Kabarettistin Simone Fleck gastiert mit »Nacktgeflüster« in Halle Oma lehrt die Jugend das Fürchten

Halle (WB). Sichtlich erleichtert betritt Simone Fleck die Bühne. Offensichtlich hat niemand im Publikum den Titel des Programms zum Anlass genommen, bekleidungslos zu erscheinen: »Nacktgeflüster«.

Von Johannes Gerhards
Simone Flecks Paraderolle ist die boshaft renitente und etwas schlitzohrige Oma Wally.
Simone Flecks Paraderolle ist die boshaft renitente und etwas schlitzohrige Oma Wally. Foto: Johannes Gerhards

Es geht unter dem Motto »Lieber Falten als konturlos« um dahin welkende Körper, den die Wechseljahre einleitenden Dekowahn, in wurstpellenartige Funktionskleidung eingezwängte, spät berufene Ausdauersportler und die Devise »Turne in die Urne«. Für letzteres ist Oma Wally zuständig, dargestellt als bitterböse Karikatur aus dem Altenheim. Den Figurenwechsel vollzieht Simone Fleck auf offener Bühne.

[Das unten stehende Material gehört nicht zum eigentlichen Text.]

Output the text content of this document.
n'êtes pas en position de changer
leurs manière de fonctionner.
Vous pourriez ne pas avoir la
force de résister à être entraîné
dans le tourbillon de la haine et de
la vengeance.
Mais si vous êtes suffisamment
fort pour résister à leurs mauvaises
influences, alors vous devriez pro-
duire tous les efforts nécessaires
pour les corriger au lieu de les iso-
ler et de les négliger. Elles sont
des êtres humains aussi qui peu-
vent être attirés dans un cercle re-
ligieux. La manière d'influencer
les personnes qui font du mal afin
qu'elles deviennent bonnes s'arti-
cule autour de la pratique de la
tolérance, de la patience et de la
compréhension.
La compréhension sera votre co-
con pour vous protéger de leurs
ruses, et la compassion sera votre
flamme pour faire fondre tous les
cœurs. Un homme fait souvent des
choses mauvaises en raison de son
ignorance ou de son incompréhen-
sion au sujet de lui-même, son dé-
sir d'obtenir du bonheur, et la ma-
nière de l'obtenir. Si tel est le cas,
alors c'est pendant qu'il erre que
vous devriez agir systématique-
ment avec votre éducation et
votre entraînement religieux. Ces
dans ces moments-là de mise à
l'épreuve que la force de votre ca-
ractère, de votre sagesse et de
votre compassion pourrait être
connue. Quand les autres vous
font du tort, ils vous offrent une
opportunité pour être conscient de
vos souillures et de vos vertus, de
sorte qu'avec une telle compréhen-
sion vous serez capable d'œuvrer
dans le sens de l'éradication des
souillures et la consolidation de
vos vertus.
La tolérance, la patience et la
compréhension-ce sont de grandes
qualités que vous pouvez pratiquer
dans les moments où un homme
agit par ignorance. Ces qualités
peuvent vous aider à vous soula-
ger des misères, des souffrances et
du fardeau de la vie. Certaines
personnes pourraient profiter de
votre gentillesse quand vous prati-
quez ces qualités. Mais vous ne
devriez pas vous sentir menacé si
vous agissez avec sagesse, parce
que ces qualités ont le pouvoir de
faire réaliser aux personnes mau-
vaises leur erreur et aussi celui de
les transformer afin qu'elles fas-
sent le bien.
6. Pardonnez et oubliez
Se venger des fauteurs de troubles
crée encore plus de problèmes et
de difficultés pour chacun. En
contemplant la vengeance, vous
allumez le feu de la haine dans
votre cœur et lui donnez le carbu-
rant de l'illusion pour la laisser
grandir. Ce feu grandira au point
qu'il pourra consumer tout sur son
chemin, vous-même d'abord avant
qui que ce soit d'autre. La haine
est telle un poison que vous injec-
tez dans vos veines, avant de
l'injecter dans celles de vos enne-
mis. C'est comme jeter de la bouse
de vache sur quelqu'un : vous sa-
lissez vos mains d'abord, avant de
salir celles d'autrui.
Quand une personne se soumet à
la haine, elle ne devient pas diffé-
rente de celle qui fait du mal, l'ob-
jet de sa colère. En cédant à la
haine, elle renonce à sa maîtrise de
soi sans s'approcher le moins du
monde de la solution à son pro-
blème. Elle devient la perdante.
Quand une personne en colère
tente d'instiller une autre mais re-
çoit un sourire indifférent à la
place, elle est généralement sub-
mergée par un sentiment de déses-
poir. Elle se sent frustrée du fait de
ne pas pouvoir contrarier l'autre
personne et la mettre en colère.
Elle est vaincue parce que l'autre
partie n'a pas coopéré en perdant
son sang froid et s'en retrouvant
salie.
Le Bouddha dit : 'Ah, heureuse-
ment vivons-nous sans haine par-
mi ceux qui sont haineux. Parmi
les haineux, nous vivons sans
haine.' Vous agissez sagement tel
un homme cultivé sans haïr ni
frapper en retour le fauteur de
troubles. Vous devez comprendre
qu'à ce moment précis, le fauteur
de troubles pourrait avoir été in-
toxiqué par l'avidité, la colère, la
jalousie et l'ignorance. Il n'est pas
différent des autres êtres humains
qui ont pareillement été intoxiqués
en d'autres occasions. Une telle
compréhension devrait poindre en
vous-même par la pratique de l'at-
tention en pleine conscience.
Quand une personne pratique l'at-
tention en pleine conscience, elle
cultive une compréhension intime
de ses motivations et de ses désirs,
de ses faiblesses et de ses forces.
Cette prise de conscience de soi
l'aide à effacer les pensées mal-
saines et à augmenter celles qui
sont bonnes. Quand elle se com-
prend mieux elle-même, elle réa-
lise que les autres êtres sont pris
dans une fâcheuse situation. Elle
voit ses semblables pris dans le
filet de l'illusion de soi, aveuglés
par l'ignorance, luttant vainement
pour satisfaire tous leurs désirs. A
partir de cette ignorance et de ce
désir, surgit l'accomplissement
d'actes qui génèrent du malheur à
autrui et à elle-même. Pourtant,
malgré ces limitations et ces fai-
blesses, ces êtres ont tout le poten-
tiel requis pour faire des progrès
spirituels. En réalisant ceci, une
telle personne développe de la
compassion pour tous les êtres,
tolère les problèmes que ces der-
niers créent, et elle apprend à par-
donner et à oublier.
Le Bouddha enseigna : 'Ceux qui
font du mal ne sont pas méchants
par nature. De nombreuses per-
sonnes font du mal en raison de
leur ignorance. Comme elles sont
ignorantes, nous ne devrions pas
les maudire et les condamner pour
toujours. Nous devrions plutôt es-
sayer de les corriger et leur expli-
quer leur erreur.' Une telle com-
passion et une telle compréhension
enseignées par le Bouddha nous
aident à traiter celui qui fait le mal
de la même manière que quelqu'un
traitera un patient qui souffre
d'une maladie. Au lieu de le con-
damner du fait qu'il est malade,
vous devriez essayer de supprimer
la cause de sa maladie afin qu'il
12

Seniorin greift Ohrstöpsel-Jugend an

Ausgestattet mit einem viel zu weiten Mantel, Krückstock und »Leihgebiss Größe unisex« zieht die boshaft und hämisch kichernde alte Dame ordentlich vom Leder. So fährt sie den durch Ohrstöpsel und Smartphone der realen Welt entrückten Teenagern mit schelmischem Genuss und voller Absicht per Rollator in die Hacken, um anschließend auf unschuldig tüddelig zu machen.

Wandelbare Simone Fleck: Susi (links) hat ein eher schlichtes Gemüt, liebt schnelle Autos und schnelles Essen. Foto: Gerhards

Ihre Freundinnen in der Seniorenresidenz sind »Walpurga«, »Bridschitte« und »Lizzy«. Während die eine ein charakteristisches Gefäß aus der Männerabteilung mit einem Weindekanter verwechselt, räumt die andere mit diebischen Vergnügen die weihnachtliche Krippendekorationen ab und beruft sich dabei auf ihren altersbedingten »Tatterich«, auch bekannt als Altersheimkarate.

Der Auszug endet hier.